Chekhov works the plot so that both men succeed and both men are destroyed.  One could argue the point, though, because the most surprising feature of the story is the introduction of ideas.  The prisoner is forbidden human contact, but allowed books.  He spends a year with light novels, the moves on to classics, and then to languages and philosophy, then to the Gospels and theology, then to everything:

At one time he was busy with the natural sciences, then he would ask for Byron or Shakespeare, .  There were notes in which he demanded at the same time books on chemistry, and a manual of medicine, and a novel, and some treatise on philosophy or theology.  His reading suggested a man swimming in the sea among the wreckage of his ship, and trying to save his life by greedily clutching at one spar and then at another.

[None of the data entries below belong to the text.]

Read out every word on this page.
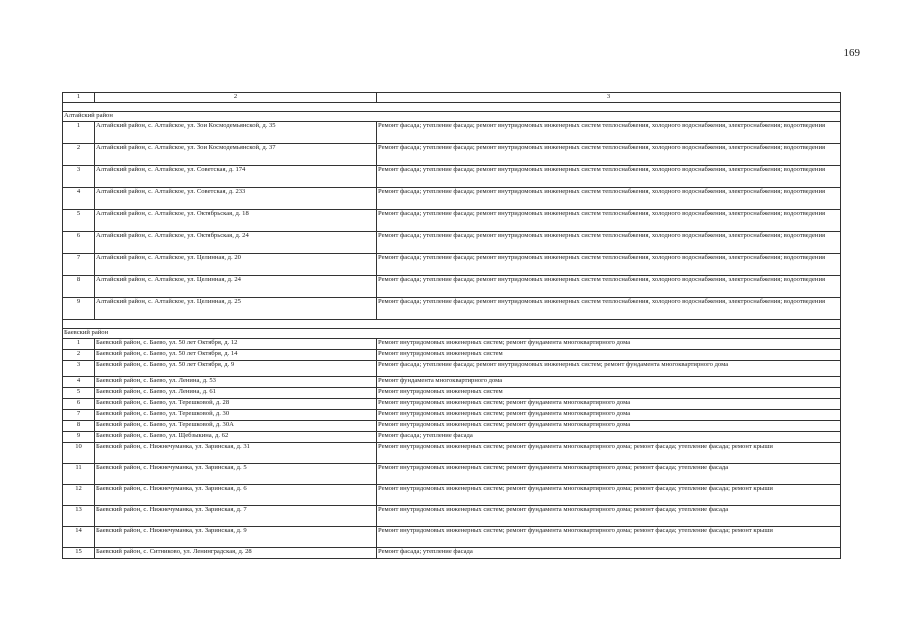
169
1	2	3

Алтайский район		
1	Алтайский район, с. Алтайское, ул. Зои Космодемьянской, д. 35	Ремонт фасада; утепление фасада; ремонт внутридомовых инженерных систем теплоснабжения, холодного водоснабжения, электроснабжения; водоотведения
2	Алтайский район, с. Алтайское, ул. Зои Космодемьянской, д. 37	Ремонт фасада; утепление фасада; ремонт внутридомовых инженерных систем теплоснабжения, холодного водоснабжения, электроснабжения; водоотведения
3	Алтайский район, с. Алтайское, ул. Советская, д. 174	Ремонт фасада; утепление фасада; ремонт внутридомовых инженерных систем теплоснабжения, холодного водоснабжения, электроснабжения; водоотведения
4	Алтайский район, с. Алтайское, ул. Советская, д. 233	Ремонт фасада; утепление фасада; ремонт внутридомовых инженерных систем теплоснабжения, холодного водоснабжения, электроснабжения; водоотведения
5	Алтайский район, с. Алтайское, ул. Октябрьская, д. 18	Ремонт фасада; утепление фасада; ремонт внутридомовых инженерных систем теплоснабжения, холодного водоснабжения, электроснабжения; водоотведения
6	Алтайский район, с. Алтайское, ул. Октябрьская, д. 24	Ремонт фасада; утепление фасада; ремонт внутридомовых инженерных систем теплоснабжения, холодного водоснабжения, электроснабжения; водоотведения
7	Алтайский район, с. Алтайское, ул. Целинная, д. 20	Ремонт фасада; утепление фасада; ремонт внутридомовых инженерных систем теплоснабжения, холодного водоснабжения, электроснабжения; водоотведения
8	Алтайский район, с. Алтайское, ул. Целинная, д. 24	Ремонт фасада; утепление фасада; ремонт внутридомовых инженерных систем теплоснабжения, холодного водоснабжения, электроснабжения; водоотведения
9	Алтайский район, с. Алтайское, ул. Целинная, д. 25	Ремонт фасада; утепление фасада; ремонт внутридомовых инженерных систем теплоснабжения, холодного водоснабжения, электроснабжения; водоотведения

Баевский район		
1	Баевский район, с. Баево, ул. 50 лет Октября, д. 12	Ремонт внутридомовых инженерных систем; ремонт фундамента многоквартирного дома
2	Баевский район, с. Баево, ул. 50 лет Октября, д. 14	Ремонт внутридомовых инженерных систем
3	Баевский район, с. Баево, ул. 50 лет Октября, д. 9	Ремонт фасада; утепление фасада; ремонт внутридомовых инженерных систем; ремонт фундамента многоквартирного дома
4	Баевский район, с. Баево, ул. Ленина, д. 53	Ремонт фундамента многоквартирного дома
5	Баевский район, с. Баево, ул. Ленина, д. 61	Ремонт внутридомовых инженерных систем
6	Баевский район, с. Баево, ул. Терешковой, д. 28	Ремонт внутридомовых инженерных систем; ремонт фундамента многоквартирного дома
7	Баевский район, с. Баево, ул. Терешковой, д. 30	Ремонт внутридомовых инженерных систем; ремонт фундамента многоквартирного дома
8	Баевский район, с. Баево, ул. Терешковой, д. 30А	Ремонт внутридомовых инженерных систем; ремонт фундамента многоквартирного дома
9	Баевский район, с. Баево, ул. Щебзыкина, д. 62	Ремонт фасада; утепление фасада
10	Баевский район, с. Нижнечуманка, ул. Заринская, д. 31	Ремонт внутридомовых инженерных систем; ремонт фундамента многоквартирного дома; ремонт фасада; утепление фасада; ремонт крыши
11	Баевский район, с. Нижнечуманка, ул. Заринская, д. 5	Ремонт внутридомовых инженерных систем; ремонт фундамента многоквартирного дома; ремонт фасада; утепление фасада
12	Баевский район, с. Нижнечуманка, ул. Заринская, д. 6	Ремонт внутридомовых инженерных систем; ремонт фундамента многоквартирного дома; ремонт фасада; утепление фасада; ремонт крыши
13	Баевский район, с. Нижнечуманка, ул. Заринская, д. 7	Ремонт внутридомовых инженерных систем; ремонт фундамента многоквартирного дома; ремонт фасада; утепление фасада
14	Баевский район, с. Нижнечуманка, ул. Заринская, д. 9	Ремонт внутридомовых инженерных систем; ремонт фундамента многоквартирного дома; ремонт фасада; утепление фасада; ремонт крыши
15	Баевский район, с. Ситниково, ул. Ленинградская, д. 28	Ремонт фасада; утепление фасада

Now that hits a little too close to home.  All of the prisoner’s study and reading have led him to conclude that all is meaningless in the face of death and entropy.  “I despise your books, I despise wisdom and the blessings of this world…  death will wipe you off the face of the earth as though you were no more than mice burrowing under the floor…”  He renounces all earthly and all unearthly things.

The banker, the man who put up the two millions, is the recognizably Chekhovian character, the true subject of the story.  How he reacts or changes in the face of his prisoner’s newfound wisdom, how the story really ends, is the return to the Chekhov I recognize.  The prisoner is an intruder from Dostoevsky or Tolstoy, a parody of the Underground Man and Anna Karenina’s Levin.  I see more clearly some of my attraction to Chekhov – we are both skeptical of the place of ideas as such in fiction.

Good stuff, mel, thanks!  I am, by the way, using Constance Garnett’s translation.